I have used a lot of different methods to remove rust over the years. If you want to attack the slides and hard to reach areas on a vise, I would recommend doing an immersion in liquid. Personally I don't like using abrasives as it removes good metal with the rust ( as Bill mentioned, the least damaging method). A sandblasting shop should be able to use walnut shells or baking soda which is less damaging to the metal, if you go that route.
I've used electrolysis for rust removal most commonly as it's cheap and effective. My vises have been cleaned with this method.
Evaporust is also very effective, but can be expensive to get enough to completely cover the vise. I put the smaller parts in evaporust (nuts/bolts/rings/etc)
I have had mixed results with the molasses & water technique - I've found it can take weeks and seems to be temperature dependent (has to stay warm).
Citric acid & vinegar are effective, but I have also had funny results with both methods.
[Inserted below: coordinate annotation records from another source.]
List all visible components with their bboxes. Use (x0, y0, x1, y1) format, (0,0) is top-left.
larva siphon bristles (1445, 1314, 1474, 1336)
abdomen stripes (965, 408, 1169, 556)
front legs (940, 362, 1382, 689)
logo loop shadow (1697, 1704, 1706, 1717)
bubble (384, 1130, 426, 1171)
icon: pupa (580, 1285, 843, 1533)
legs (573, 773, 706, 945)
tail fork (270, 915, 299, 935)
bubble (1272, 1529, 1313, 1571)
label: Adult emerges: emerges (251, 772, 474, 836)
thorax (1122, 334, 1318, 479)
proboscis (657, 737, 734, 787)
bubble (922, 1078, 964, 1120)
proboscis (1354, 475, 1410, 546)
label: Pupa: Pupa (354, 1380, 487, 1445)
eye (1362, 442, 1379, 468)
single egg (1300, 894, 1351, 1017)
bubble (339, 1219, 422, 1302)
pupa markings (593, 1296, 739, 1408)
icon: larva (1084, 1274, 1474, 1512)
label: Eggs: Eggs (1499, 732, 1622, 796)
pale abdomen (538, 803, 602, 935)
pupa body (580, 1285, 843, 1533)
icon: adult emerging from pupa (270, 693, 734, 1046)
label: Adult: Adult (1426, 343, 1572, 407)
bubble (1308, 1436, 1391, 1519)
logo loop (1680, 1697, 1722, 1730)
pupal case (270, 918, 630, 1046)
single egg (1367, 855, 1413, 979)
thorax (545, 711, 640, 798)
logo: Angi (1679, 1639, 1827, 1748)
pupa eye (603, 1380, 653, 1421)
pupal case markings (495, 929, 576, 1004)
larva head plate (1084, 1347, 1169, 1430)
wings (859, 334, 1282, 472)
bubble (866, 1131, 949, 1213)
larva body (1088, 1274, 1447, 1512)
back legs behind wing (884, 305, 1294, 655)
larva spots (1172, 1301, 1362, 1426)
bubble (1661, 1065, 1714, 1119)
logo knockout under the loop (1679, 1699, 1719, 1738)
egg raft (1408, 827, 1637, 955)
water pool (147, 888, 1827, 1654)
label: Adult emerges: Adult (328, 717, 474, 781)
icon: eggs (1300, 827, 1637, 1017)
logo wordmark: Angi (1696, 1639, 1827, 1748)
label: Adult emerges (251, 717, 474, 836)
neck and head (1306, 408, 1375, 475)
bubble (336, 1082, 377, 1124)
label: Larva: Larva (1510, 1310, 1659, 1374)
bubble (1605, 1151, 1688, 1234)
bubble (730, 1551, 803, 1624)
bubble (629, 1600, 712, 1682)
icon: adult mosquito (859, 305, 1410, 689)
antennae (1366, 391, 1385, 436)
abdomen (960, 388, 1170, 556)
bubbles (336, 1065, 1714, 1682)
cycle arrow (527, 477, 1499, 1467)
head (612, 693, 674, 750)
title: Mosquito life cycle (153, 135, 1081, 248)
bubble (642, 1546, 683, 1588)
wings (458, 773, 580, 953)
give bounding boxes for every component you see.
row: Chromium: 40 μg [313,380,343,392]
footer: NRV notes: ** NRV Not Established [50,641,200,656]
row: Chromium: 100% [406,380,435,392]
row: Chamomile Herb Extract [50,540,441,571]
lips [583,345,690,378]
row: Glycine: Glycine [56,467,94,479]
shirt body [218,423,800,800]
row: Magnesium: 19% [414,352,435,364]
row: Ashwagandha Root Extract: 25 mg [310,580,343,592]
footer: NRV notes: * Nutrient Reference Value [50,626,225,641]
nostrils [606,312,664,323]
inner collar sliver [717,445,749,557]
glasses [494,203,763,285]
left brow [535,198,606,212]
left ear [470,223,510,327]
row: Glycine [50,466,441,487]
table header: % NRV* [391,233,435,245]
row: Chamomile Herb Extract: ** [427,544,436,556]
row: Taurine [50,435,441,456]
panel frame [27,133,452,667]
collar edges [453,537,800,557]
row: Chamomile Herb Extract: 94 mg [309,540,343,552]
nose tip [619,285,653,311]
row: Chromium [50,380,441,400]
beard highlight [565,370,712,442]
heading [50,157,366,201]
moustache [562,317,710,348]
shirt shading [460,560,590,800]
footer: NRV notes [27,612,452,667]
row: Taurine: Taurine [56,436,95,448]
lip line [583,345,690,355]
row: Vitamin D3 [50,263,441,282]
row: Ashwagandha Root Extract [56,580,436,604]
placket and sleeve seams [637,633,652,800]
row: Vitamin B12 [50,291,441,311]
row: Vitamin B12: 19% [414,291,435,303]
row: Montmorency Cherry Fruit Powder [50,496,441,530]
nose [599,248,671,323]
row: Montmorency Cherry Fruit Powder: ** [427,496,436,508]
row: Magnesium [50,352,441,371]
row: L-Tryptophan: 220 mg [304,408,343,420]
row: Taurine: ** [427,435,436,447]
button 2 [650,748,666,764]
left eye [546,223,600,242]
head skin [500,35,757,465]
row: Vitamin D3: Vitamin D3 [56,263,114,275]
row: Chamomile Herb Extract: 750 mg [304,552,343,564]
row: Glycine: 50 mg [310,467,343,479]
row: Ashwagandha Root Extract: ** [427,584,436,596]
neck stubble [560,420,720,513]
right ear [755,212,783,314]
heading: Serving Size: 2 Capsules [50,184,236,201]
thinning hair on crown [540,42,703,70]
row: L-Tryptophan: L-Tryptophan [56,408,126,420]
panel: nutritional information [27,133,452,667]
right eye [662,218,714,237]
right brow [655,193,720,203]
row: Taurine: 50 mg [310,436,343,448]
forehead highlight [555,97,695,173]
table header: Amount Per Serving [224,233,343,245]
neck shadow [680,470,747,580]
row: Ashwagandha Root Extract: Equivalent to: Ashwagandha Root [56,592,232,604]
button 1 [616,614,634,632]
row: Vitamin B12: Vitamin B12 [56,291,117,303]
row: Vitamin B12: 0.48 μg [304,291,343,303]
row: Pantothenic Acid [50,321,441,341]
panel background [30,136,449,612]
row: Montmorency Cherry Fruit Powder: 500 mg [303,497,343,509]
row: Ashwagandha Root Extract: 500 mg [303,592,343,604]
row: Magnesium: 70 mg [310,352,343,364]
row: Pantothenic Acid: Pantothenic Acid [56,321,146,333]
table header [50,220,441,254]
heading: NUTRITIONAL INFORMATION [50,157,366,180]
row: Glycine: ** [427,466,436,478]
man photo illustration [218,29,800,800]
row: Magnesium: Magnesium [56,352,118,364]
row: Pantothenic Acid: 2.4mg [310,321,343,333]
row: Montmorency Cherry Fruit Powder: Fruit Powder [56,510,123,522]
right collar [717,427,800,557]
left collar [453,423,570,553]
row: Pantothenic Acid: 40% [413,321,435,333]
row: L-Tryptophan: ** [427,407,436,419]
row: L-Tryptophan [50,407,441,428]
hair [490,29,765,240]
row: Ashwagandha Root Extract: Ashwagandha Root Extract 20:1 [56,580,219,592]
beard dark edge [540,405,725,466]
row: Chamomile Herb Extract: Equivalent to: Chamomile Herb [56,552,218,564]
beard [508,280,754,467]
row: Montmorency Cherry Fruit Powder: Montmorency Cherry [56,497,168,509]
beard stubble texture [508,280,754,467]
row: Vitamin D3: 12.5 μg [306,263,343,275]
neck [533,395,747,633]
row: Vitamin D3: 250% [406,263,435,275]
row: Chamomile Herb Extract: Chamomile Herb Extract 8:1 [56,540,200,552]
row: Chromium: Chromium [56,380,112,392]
I used to use vinegar for cleaning cast iron cookware; some pieces started to clean up within 15 minutes, other pieces had to be repeatedly soaked. I do not understand what variables seem to cause this.
I do not use hydrochloric acid anymore. I attempted to remove rust from a Miller's Falls hacksaw years ago - after an hour it had reduced most of the visible rust but unknowingly chewed the threads on all the screws to an unusable state. Some of the old timers suggested that some of the older steels were mixed with pot metal and other steel grades, making them more/less reactive than other steels used on the same tools.
After the rust removal is complete you'll have to scrub the residue off the pieces. I give stuff a good scrub and then dry everything as quickly as possible in front of a fan. You will get some flash rusting, but a wipe down with BLO will take that right off. I like Boeshield T9 spray for getting into those tight places; it will dry and seems to last longer than WD40.